Jacobson believes the store has proved popular because it’s more than a place to buy groceries. It’s a community gathering spot. Many Carbondalians also support the concept of greater self-sustenance.

“People in town realize that food security is a real issue,” Jacobson said.

Eventually, she hopes the co-op grows to the point where the demand inspires more people in Carbondale to start farming.

No one expects the localized food movement to be swift. There will be baby steps for years, McMichael said.

LeVan said U.S. society is so used to relying on transported food that change cannot happen fast. “It’s a system that’s pretty sick, and needs a lot of work.”

Jerome Osentowski knows that better than anyone. He has promoted locally grown food for three decades and teaches courses on his sun-drenched property on the south side of Basalt Mountain. People from around the country visit his Central Rocky Mountain Permaculture Institute to learn how to design and use greenhouses, and learn gardening techniques. Yet, he is disappointed at how little the concepts have been embraced by residents of the Roaring Fork Valley.

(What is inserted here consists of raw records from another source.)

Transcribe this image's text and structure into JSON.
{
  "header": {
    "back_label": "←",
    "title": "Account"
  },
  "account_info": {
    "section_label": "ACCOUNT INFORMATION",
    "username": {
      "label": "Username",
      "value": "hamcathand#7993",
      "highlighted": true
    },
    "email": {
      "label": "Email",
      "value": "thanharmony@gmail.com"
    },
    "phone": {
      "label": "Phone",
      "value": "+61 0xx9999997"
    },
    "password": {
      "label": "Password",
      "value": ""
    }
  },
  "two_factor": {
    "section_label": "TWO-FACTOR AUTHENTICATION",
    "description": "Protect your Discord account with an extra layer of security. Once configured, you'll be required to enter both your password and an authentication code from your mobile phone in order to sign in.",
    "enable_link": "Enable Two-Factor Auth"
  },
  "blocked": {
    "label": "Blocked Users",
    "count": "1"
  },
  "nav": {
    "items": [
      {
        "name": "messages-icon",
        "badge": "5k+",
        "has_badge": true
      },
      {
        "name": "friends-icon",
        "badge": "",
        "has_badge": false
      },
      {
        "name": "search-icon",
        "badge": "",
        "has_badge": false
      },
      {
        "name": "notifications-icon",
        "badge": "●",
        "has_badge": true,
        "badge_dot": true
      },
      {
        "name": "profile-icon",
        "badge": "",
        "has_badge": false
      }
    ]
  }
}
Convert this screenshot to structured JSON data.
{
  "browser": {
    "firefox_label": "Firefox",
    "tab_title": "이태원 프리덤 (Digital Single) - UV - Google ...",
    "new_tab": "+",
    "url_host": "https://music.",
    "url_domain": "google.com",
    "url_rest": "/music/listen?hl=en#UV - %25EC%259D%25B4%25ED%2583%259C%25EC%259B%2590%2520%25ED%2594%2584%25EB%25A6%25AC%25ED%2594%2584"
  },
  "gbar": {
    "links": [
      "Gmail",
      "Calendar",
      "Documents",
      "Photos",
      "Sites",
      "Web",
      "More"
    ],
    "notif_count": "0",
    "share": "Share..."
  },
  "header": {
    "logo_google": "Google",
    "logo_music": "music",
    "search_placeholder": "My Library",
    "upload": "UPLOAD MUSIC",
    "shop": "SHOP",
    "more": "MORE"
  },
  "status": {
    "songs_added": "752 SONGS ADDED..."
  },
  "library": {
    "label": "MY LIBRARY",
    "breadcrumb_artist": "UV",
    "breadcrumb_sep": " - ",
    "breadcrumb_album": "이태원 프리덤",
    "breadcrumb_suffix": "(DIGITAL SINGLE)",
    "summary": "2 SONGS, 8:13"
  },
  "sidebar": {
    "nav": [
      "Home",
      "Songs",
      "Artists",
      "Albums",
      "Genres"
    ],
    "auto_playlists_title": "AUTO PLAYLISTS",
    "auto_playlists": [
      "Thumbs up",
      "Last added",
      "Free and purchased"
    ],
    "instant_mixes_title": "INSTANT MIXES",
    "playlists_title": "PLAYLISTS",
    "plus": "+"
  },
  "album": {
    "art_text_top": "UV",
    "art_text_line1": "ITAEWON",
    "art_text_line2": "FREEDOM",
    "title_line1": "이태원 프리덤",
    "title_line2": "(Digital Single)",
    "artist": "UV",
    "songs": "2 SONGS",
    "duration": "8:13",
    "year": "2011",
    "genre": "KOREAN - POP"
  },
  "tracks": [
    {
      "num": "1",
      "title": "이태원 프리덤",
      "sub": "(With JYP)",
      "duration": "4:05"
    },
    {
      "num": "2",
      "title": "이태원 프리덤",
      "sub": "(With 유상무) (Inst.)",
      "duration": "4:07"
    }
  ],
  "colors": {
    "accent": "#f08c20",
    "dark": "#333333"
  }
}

Osentowski tried to convince city of Aspen officials to incorporate greenhouses into the design of the Burlingame affordable housing neighborhood. They didn’t even reply to his proposal.

He fears that the valley’s economy is too centered on tourism and that residents are too busy running the rat race to take an interest in agriculture.

“There is lots of interest, but we don’t have anybody to do the work,” Osentowski said. “We haven’t put any energy into it. We just talk.”